IN ITS SEPTEMBER DECISION in Re: US Steel Canada Inc., the Ontario Court of Appeal appears to have closed the door on claims of equitable subordination in Companies’ Creditors Arrangement Act (CCAA) proceedings.
“What US Steel means is that creditors won’t be able to litigate conduct-based allegations among themselves in CCAA proceedings,” says Michael Barrack of Blake, Cassels & Graydon LLP in Toronto, who led the firm’s team representing United States Steel Corp. (USS).
The doctrine, accepted in the US, would allow for the re-ranking of creditors’ claims where higher-priority creditors engage in inequitable conduct. It’s an important decision for secured creditors generally and for insolvency proceedings for subsidiaries who are in debt to their parents.
But David Bish of Torys LLP in Toronto says equitable subordination may still be available in certain circumstances. He notes, for example, that the OCA focused on the fact that equitable subordination arose here in the context of an inter-creditor dispute.
“The key question for the court was whether applying the doctrine furthered the purposes of the CCAA, which are aimed at assisting debtors in their restructuring,” he says. “Here the fight was among creditors, but what if the debtor had been asking for the court to apply the doctrine?”
US Steel Canada (USSC), formerly known as Stelco, was the Canadian subsidiary of US Steel. After the Ontario Superior Court granted creditor protection in 2014, the parent company, USS, filed a $2.2-billion claim against its subsidiary. Several parties objected to these claims, including a group of former unionized employees, represented by Andrew Hatnay and a team from Koskie Minsky LLP.
Among other things, the employees based their case on allegations of oppression and breach of fiduciary duty regarding USS’s conduct in relation to the Canadian operations and pensioners. They alleged that USS caused USSC to underperform, leading it to incur significant debt and defaulting on its pension obligations.
The employees sought an order subordinating the USS claims to their own.
The CCAA judge refused to apply the doctrine, reasoning that the CCAA and its legislative history restricted its application. The OCA upheld that ruling, but on different grounds.
Indeed, the OCA specifically disagreed that the CCAA restricted the application of equitable subordination.

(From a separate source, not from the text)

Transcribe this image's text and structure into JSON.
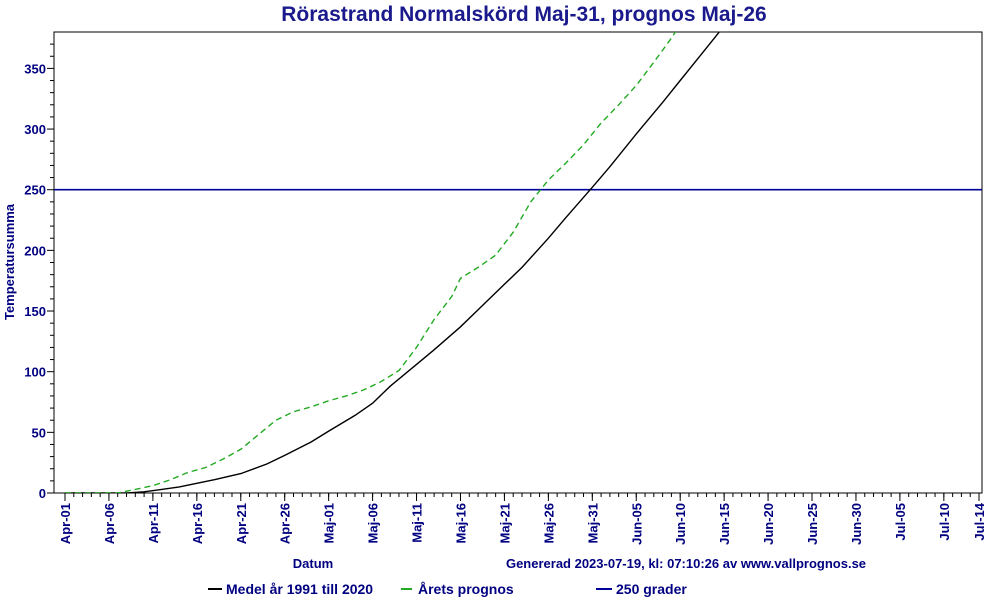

Rather, the court ruled that equitable subordination (or any other remedy) could only be applied under the language of the statute, which required any order to be “appropriate in the circumstances.” The court’s powers “are shaped by the purpose and scheme of the CCAA,” the court wrote. “The appellant has not identified how equitable subordination would further the remedial purpose of the CCAA.” The court did, however, expressly leave open the application of equitable subordination under the Bankruptcy and Insolvency Act (BIA).
Unlike the CCAA, the court noted, the BIA created a scheme of priorities for distribution. By contrast, the CCAA left these to be worked out largely by negotiation as part of a compromise or arrangement.
“There is no provision in the CCAA equivalent to s. 183 of the BIA or s. 105(a) of the U.S. Bankruptcy Code. Section 183 invests the bankruptcy court with ‘such jurisdiction at law and in equity’ as will enable it to exercise its bankruptcy jurisdiction,” the court stated.
“This is significant, because if equitable subordination is to become a part of Canadian law it would appear that the BIA gives the bankruptcy court explicit jurisdiction as a court of equity to ground such a remedy and a legislative purpose that is more relevant to the potential reordering of priorities.”
For the most part, Canadian courts have taken a liberal approach to debtors’ resort to the CCAA. Whether that continues to be the case when the proceedings resemble a liquidation and equitable subordination is a viable argument remains to be seen.
Regardless, Bish welcomes the OCA’s decision in the case. “Because individual facts are always so important in CCAA proceedings, it’s rare that we see appellate courts going as far as they have in this case in providing parameters for the future.”